Par des mémoires en défense, enregistrés le 18 septembre et le 8 octobre 2019, la commune de Langouët, représentée par Me Tofani, conclut dans le dernier état de ses écritures :
1°) au rejet de la requête ;
2°) à l’annulation de l’arrêté n° 2017-12859 du 11 août 2017 du préfet d’Ille-et-Vilaine ;
3°) à ce que soit transmis au Conseil d’Etat une question prioritaire de constitutionnalité présentée par mémoire distinct ;
4°) à ce que soit transmis à la Cour de justice de l’Union européenne la question préjudicielle suivante : « En cas de carence avérée d’un Etat membre pour promulguer sur toute l’étendue du territoire national les mesures concrètes de protection des personnes vulnérables
N° 1904029 2
exigées par les articles 12 de la directive n°2009/128/CE du 21 octobre 2009 et 3 du Règlement du Parlement européen et du Conseil n°1107/2009 du 21 octobre 2009, les principes de primauté et d’effectivité du droit de l’Union, emportent-ils le droit et/ou le devoir pour toute autorité locale disposant d’un pouvoir de police sanitaire, de prendre, sur l’étendue de sa compétence territoriale, des mesures, au moins provisoires, de protection des personnes vulnérables au sens des textes précités ? » ;
5°) à ce que soit transmis au Conseil d’Etat la demande d’avis suivante : « Les restrictions apportées dans certaines matières par les arrêts des 26 octobre 2011 (326492, Commune de Saint-Denis), 24 septembre 2012 (n°342990, Commune de Valence), et 11 juillet 2019 (n°426060, Commune de Cast), au pouvoir de police sanitaire que les maires tirent notamment des dispositions des articles L. 2221-2 du code général des collectivités territoriales et L. 1311-2 du code de la santé publique, trouvent-elles à s’appliquer dans d’autres matières régies par le droit de l’Union européenne quand l’Etat ou ses représentants n’exercent pas leurs pouvoirs de police spéciale dans la matière concernée ? Plus particulièrement, en matière d’utilisation des produits phytopharmaceutiques, au sujet de laquelle le Conseil d’Etat a constaté dans son arrêt du 26 juin 2019 (n°415426 et 415431, Associations générations Futures et Eau et Rivières de Bretagne) la carence de l’Etat dans la protection des riverains des zones traitées, les maires peuvent-ils faire usage de leurs pouvoirs de police sanitaire, au moins, à titre provisoire, dans l’attente que les ministres concernés défèrent à l’injonction qui leur a été donnée, sans astreinte, par cet arrêt ? » ;
6°) à ce que la somme de 3 000 euros soit mise à la charge de l’Etat au titre de l’article L. 761-1 du code de justice administrative.
La commune fait valoir que :
- le maire tenait sa compétence des dispositions constitutionnelles, européennes et légales visées dans l’arrêté ;
- l’arrêté attaqué n’a pas méconnu les dispositions des articles L. 2212-1 et L. 2212-2 du code général des collectivités territoriales, ni celles des articles L. 1311-1 et L. 1311-2 du code de la santé publique ;
- l’existence d’un péril imminent et de circonstances locales particulières est caractérisée en l’occurrence ;
- par voie d’exception, l’arrêté préfectoral n° 2017-12859 du 11 août 2017 doit être annulé, en ce qu’il est entaché d’erreurs manifestes d’appréciation et méconnaît les dispositions de l’arrêté interministériel du 27 juin 2011.

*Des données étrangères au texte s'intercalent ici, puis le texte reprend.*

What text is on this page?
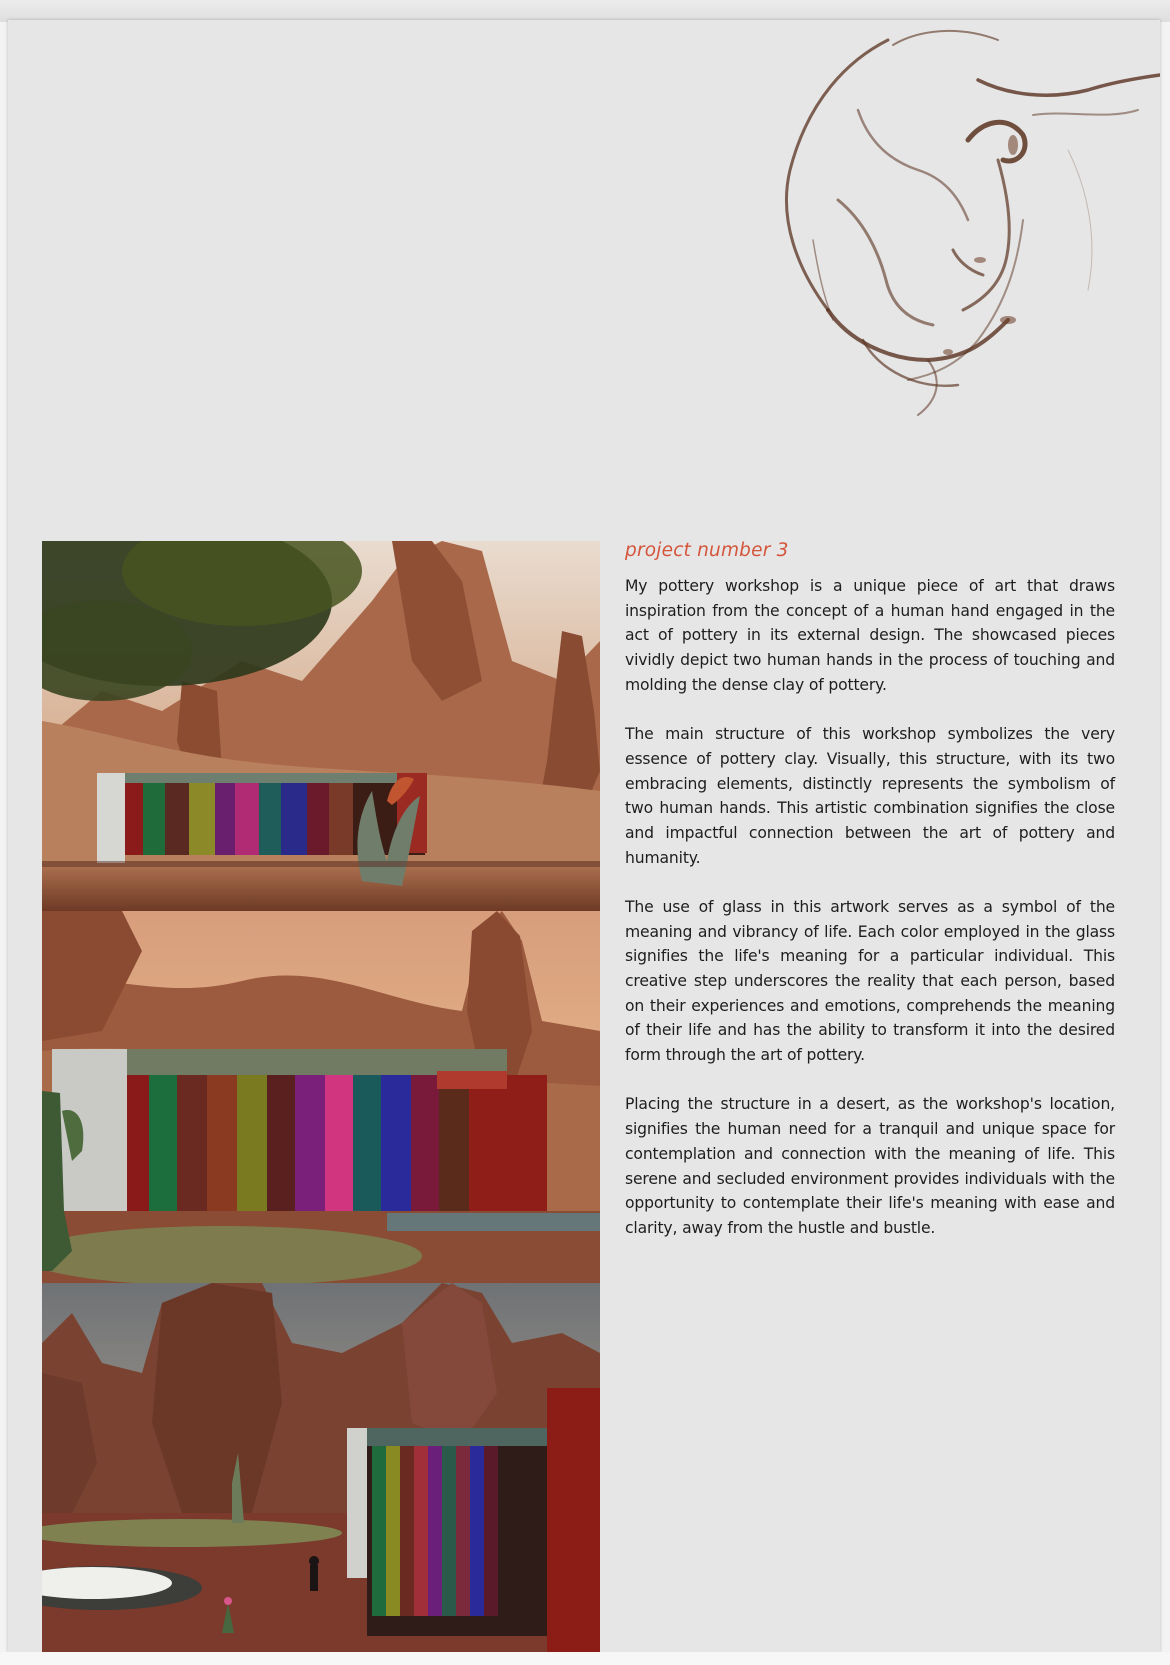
project number 3

My pottery workshop is a unique piece of art that draws inspiration from the concept of a human hand engaged in the act of pottery in its external design. The showcased pieces vividly depict two human hands in the process of touching and molding the dense clay of pottery.

The main structure of this workshop symbolizes the very essence of pottery clay. Visually, this structure, with its two embracing elements, distinctly represents the symbolism of two human hands. This artistic combination signifies the close and impactful connection between the art of pottery and humanity.

The use of glass in this artwork serves as a symbol of the meaning and vibrancy of life. Each color employed in the glass signifies the life's meaning for a particular individual. This creative step underscores the reality that each person, based on their experiences and emotions, comprehends the meaning of their life and has the ability to transform it into the desired form through the art of pottery.

Placing the structure in a desert, as the workshop's location, signifies the human need for a tranquil and unique space for contemplation and connection with the meaning of life. This serene and secluded environment provides individuals with the opportunity to contemplate their life's meaning with ease and clarity, away from the hustle and bustle.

Par des mémoires distincts, enregistrés les 18 et 30 septembre 2019, la commune de Langouët demande au tribunal, en application de l’article 23-1 de l’ordonnance n° 58-1067 du 7 novembre 1958 et à l’appui de son mémoire en défense, de transmettre au Conseil d’Etat la question prioritaire de constitutionnalité relative à la conformité aux droits et libertés garantis par la Constitution, et notamment au troisième alinéa de l’article 72 de la Constitution, des articles L. 253-7 et L. 253-7-1 du code rural et de la pêche maritime et des articles L. 1311-1 et L. 1311- 2 du code de la santé publique, en ce qu’en ne prévoyant pas dans quelles circonstances le législateur pourrait priver les collectivités territoriales de leur pouvoir réglementaire, ils sont entachés d’incompétence négative du législateur et portent atteinte au principe de libre administration des collectivités territoriales.
Par un mémoire, enregistré le 26 septembre 2019, le préfet d’Ille-et-Vilaine conclut à ce qu’il n’y a pas lieu de transmettre au Conseil d’Etat la question prioritaire soulevée par la commune de Langouët, qui est dépourvue de caractère sérieux.
N° 1904029 3
Par ordonnance du 4 octobre 2019, le président de la 5ème chambre du tribunal a décidé de ne pas transmettre au Conseil d’Etat la question prioritaire de constitutionnalité posée par la commune de Langouët.
Par un courrier du 3 octobre 2019, les parties ont été informées, en application des dispositions de l’article R. 611-7 du code de justice administrative, de ce que le jugement à intervenir était susceptible d’être fondé sur un moyen d’ordre public tiré de ce que les conclusions reconventionnelles tendant à l’annulation de l’arrêté préfectoral du 11 août 2017 soulèvent un litige distinct et sont par suite irrecevables.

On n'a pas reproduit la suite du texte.